Le Figaro, Anne-Emmanuelle Isaac

Ce galériste a acheté en 2013, à Drouot, un tableau inconnu de Gustave Courbet pour 650 euros. Il sera vendu dimanche, en Touraine au château d'Artigny, désormais estimé entre 300.000 et 500.000 euros.

Qui emportera la Grande Baigneuse de Gustave Courbet ce samedi 4 juin?
Rejoindra-t-elle une collection privée ou s’envolera t-elle vers les cimaises d’un musée à l’étranger ? Johann Naldi, qui a acheté aux enchères ce grand nu il y a dix ans pour la somme modique de 650 euros, ne sera pas en Touraine au château
d’Artigny où se déroule la vente, mais dans sa maison de banlieue parisienne derrière son ordinateur d’où il suivra l'adjudication.

Quel pronostic fait-il pour cette incroyable trouvaille désormais estimée entre 300 000 et 500000 euros?
«Aucun, c’est un immense pari», répond le galeriste dans un large sourire.
Assis à la table de sa salle à manger où le fameux tableau a trôné des années durant sur la cheminée familiale, Johann
Naldi - sympathique quadra aux yeux bleu azur et à la barbe argentée - est un drôle de marchand d’art. Rien ne le
prédestinait à embrasser cette carrière. Sans diplôme en poche, ni lignée familiale. Ses seuls atouts, une insatiable curiosité et un flair incroyable.

L’école n’est pas vraiment sa passion. D’ailleurs Johann Naldi quittera les bancs du lycée de Grasse sans son bac.

Ses centres d’intérêt à l’époque? Une fascination pour la poésie, la littérature et la musique du XIXe siècle mais étrangement pas du tout pour la peinture.
Naldi enchaîne les petits boulots. Un jour de 2003, son destin bascule. Employé dans un Ehpad, il pousse la porte
de la chambre d’un résident pour lui livrer son repas. «J’ai été bouleversé par cet enchevêtrement de dessins, de tableaux. » Ébloui, il vient de rencontrer le peintre belge Pierre Saint-Sorny. Le coup de foudre amical est immédiat entre les deux hommes que six décennies séparent. Le quasi-nonagénalre initie le jeune homme, qui n’avait jamais mis les pieds dans un musée, au processus créatif et à l’histoire de l’art. Avec la foi du nouveau converti, Naldi commence à fureter à la recherche d’œuvres d’art sur eBay, qui, en la matière, en est à ses balbutiements. II achète des dessins qu’il remet en vente sur le site en soignant particulièrement les prises de vue et la présentation. Sa première vente, un joli croquis signé Max Papart, atteignant un bon prix, Naldi entrevoit la possibilité de changer de vie et plaque son boulot pour se lancer à plein temps comme marchand on line, à une époque où cette activité est encore marginale.

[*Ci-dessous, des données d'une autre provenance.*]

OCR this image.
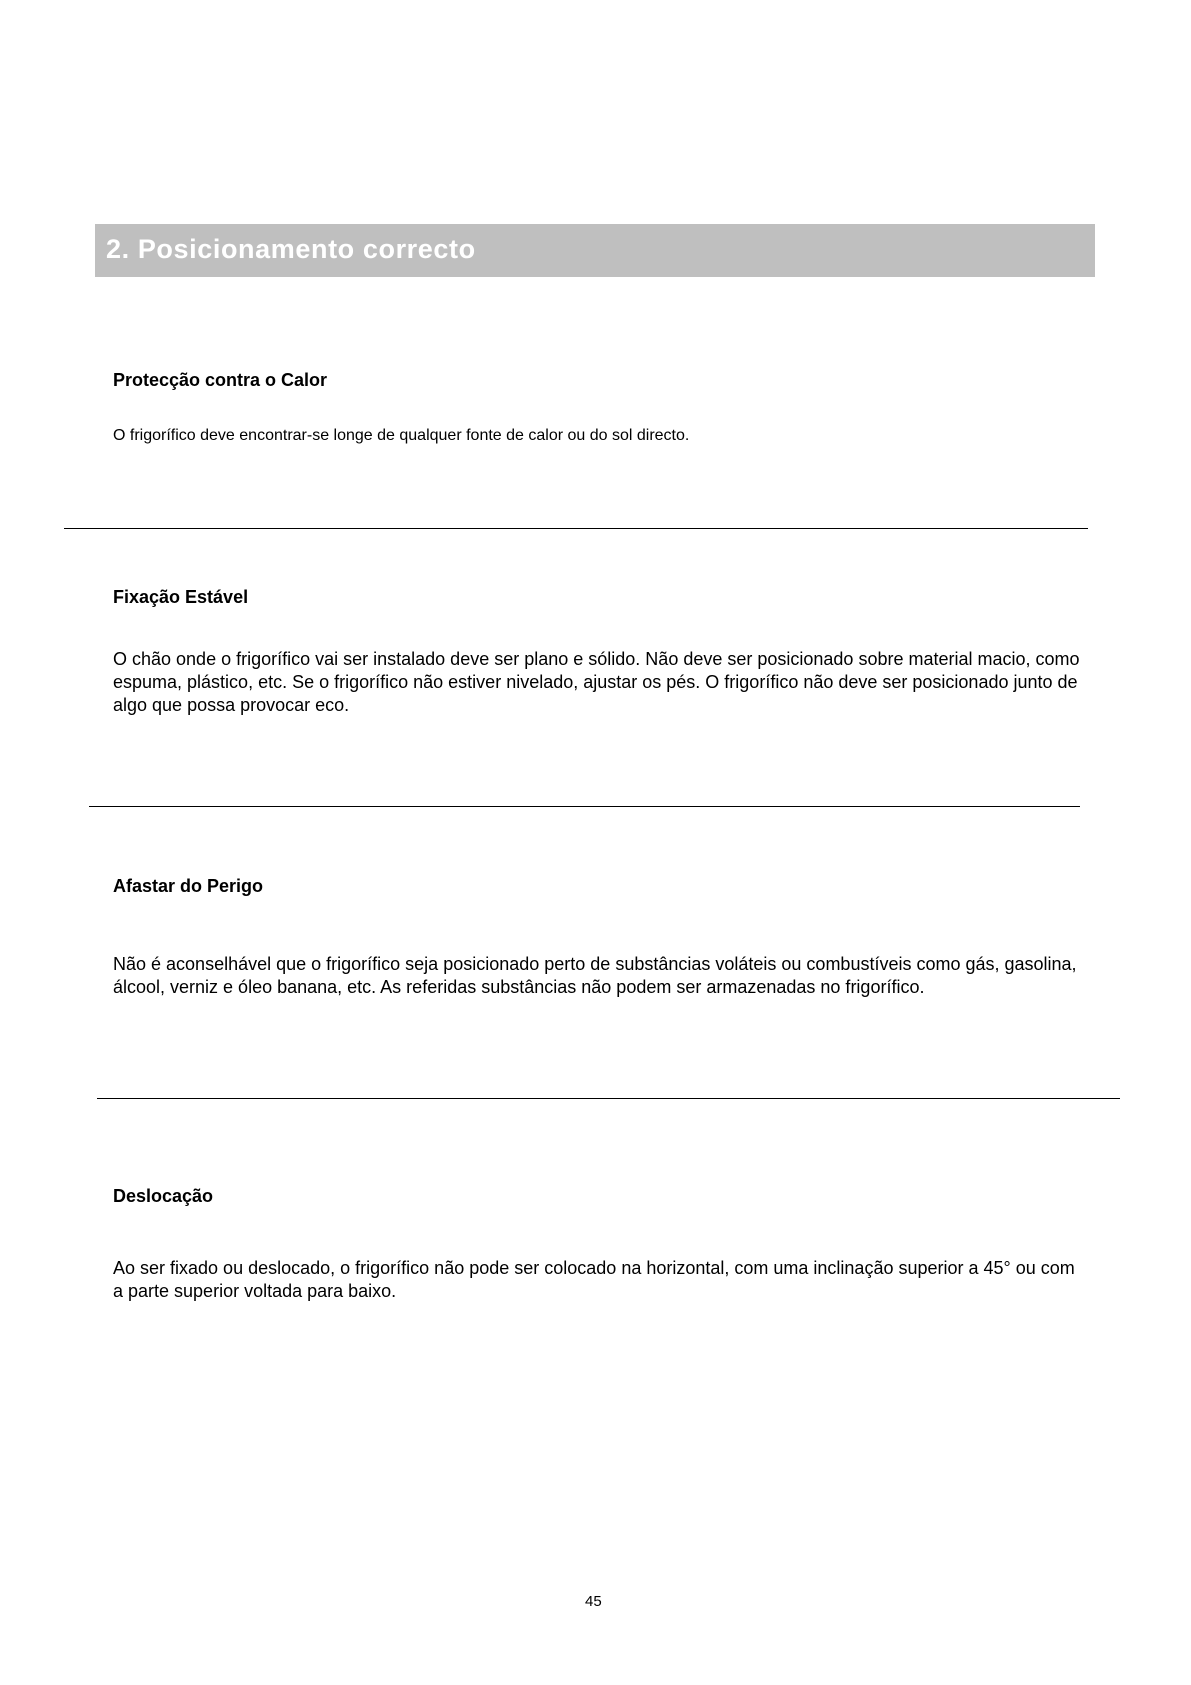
2. Posicionamento correcto
Protecção contra o Calor
O frigorífico deve encontrar-se longe de qualquer fonte de calor ou do sol directo.
Fixação Estável
O chão onde o frigorífico vai ser instalado deve ser plano e sólido. Não deve ser posicionado sobre material macio, como espuma, plástico, etc. Se o frigorífico não estiver nivelado, ajustar os pés. O frigorífico não deve ser posicionado junto de algo que possa provocar eco.
Afastar do Perigo
Não é aconselhável que o frigorífico seja posicionado perto de substâncias voláteis ou combustíveis como gás, gasolina, álcool, verniz e óleo banana, etc. As referidas substâncias não podem ser armazenadas no frigorífico.
Deslocação
Ao ser fixado ou deslocado, o frigorífico não pode ser colocado na horizontal, com uma inclinação superior a 45° ou com a parte superior voltada para baixo.
45
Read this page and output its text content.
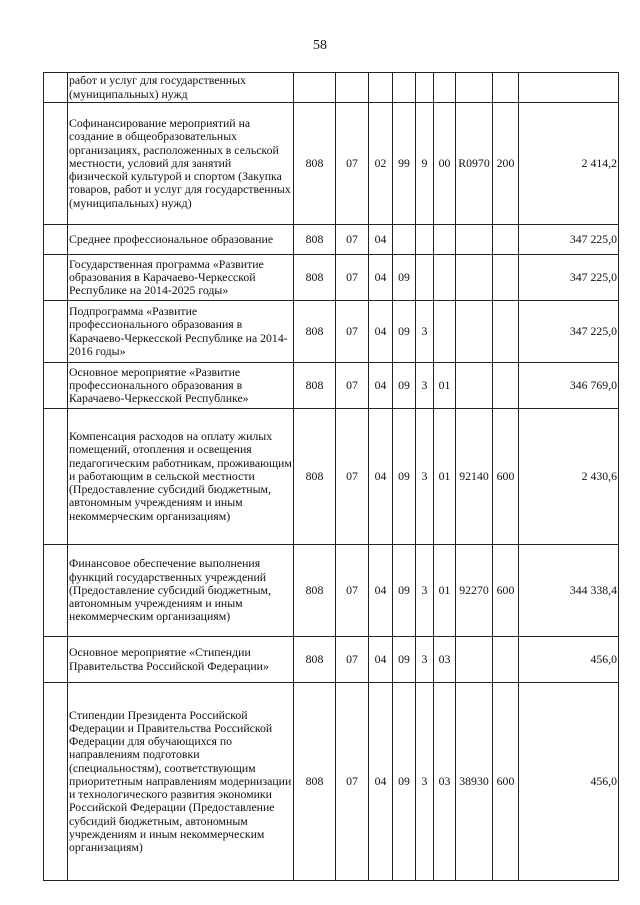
58
	работ и услуг для государственных (муниципальных) нужд									
	Софинансирование мероприятий на создание в общеобразовательных организациях, расположенных в сельской местности, условий для занятий физической культурой и спортом (Закупка товаров, работ и услуг для государственных (муниципальных) нужд)	808	07	02	99	9	00	R0970	200	2 414,2
	Среднее профессиональное образование	808	07	04						347 225,0
	Государственная программа «Развитие образования в Карачаево-Черкесской Республике на 2014-2025 годы»	808	07	04	09					347 225,0
	Подпрограмма «Развитие профессионального образования в Карачаево-Черкесской Республике на 2014-2016 годы»	808	07	04	09	3				347 225,0
	Основное мероприятие «Развитие профессионального образования в Карачаево-Черкесской Республике»	808	07	04	09	3	01			346 769,0
	Компенсация расходов на оплату жилых помещений, отопления и освещения педагогическим работникам, проживающим и работающим в сельской местности (Предоставление субсидий бюджетным, автономным учреждениям и иным некоммерческим организациям)	808	07	04	09	3	01	92140	600	2 430,6
	Финансовое обеспечение выполнения функций государственных учреждений (Предоставление субсидий бюджетным, автономным учреждениям и иным некоммерческим организациям)	808	07	04	09	3	01	92270	600	344 338,4
	Основное мероприятие «Стипендии Правительства Российской Федерации»	808	07	04	09	3	03			456,0
	Стипендии Президента Российской Федерации и Правительства Российской Федерации для обучающихся по направлениям подготовки (специальностям), соответствующим приоритетным направлениям модернизации и технологического развития экономики Российской Федерации (Предоставление субсидий бюджетным, автономным учреждениям и иным некоммерческим организациям)	808	07	04	09	3	03	38930	600	456,0
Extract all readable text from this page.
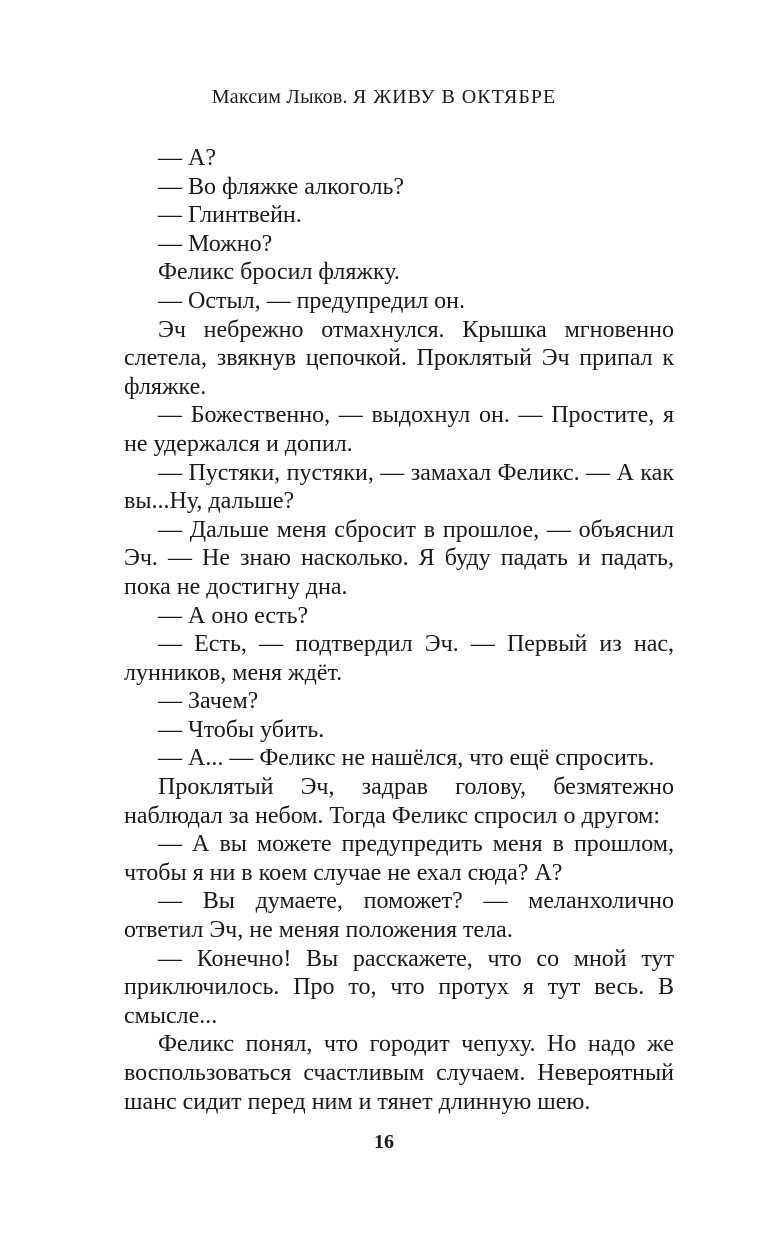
Максим Лыков. Я ЖИВУ В ОКТЯБРЕ

— А?

— Во фляжке алкоголь?

— Глинтвейн.

— Можно?

Феликс бросил фляжку.

— Остыл, — предупредил он.

Эч небрежно отмахнулся. Крышка мгновенно слетела, звякнув цепочкой. Проклятый Эч припал к фляжке.

— Божественно, — выдохнул он. — Простите, я не удержался и допил.

— Пустяки, пустяки, — замахал Феликс. — А как вы...Ну, дальше?

— Дальше меня сбросит в прошлое, — объяснил Эч. — Не знаю насколько. Я буду падать и падать, пока не достигну дна.

— А оно есть?

— Есть, — подтвердил Эч. — Первый из нас, лунников, меня ждёт.

— Зачем?

— Чтобы убить.

— А... — Феликс не нашёлся, что ещё спросить.

Проклятый Эч, задрав голову, безмятежно наблюдал за небом. Тогда Феликс спросил о другом:

— А вы можете предупредить меня в прошлом, чтобы я ни в коем случае не ехал сюда? А?

— Вы думаете, поможет? — меланхолично ответил Эч, не меняя положения тела.

— Конечно! Вы расскажете, что со мной тут приключилось. Про то, что протух я тут весь. В смысле...

Феликс понял, что городит чепуху. Но надо же воспользоваться счастливым случаем. Невероятный шанс сидит перед ним и тянет длинную шею.

16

Une autre grande découverte accélère son destin : l’hôtel Drouot, plaque tournante du marché de l’art. Nichée au
cœur du 9e arrondissement de Paris, près des grands boulevards, la célèbre salle de ventes est alors inconnue du
jeune homme. Naldi convainc Virginie, son épouse, de quitter le Sud pour déménager à Paris. II se spécialise dans la peinture du XIXe siècle jusqu’à devenir chercheur de trésors disparus. Car notre homme, qui se revendique comme un rêveur, croit aux miracles, aux œuvres qui ressurgissent du néant. Pour preuve, il a mis la main sur un carnet de dessins de
jeunesse de Delacroix, un portrait de Géricault, un paysage de Constable.

Prendre des risques

Un jour d’octobre 2013, dans l’antre de Drouot, où chaque année s’échange près d’un demi-million d’objets, un grand nu de femme alanguie au bord de l’eau aimante son regard. Le tableau, un peu crasseux, exécuté hâtivement à la brosse avec quelques coulures, représente une baigneuse nue, allongée sur un drap blanc au bord d’une rivière. En bas à gauche, en lettres rouges, une signature :Gustave Courbet. Visiblement, personne ne croit à l’authenticité de la toile sauf Johann Naldi qui emporte l’enchère pour quelques centaines d’euros.
Le marchand lance une batterie d’analyses (rayons X, ultraviolets et infrarouges) ainsi qu’une restauration complète de l’œuvre. Sept ans après, le Musée Courbet d’Ornans valide l’attribution du tableau à l’auteur de L’Origine du monde. Pari réussi pour celui qui passe pour un trublion auprès de ses pairs. Car Naldi s’oppose à la conviction répandue et admise que tout a été découvert en matière d’histoire de l’art, que celle-ci serait définitivement écrite.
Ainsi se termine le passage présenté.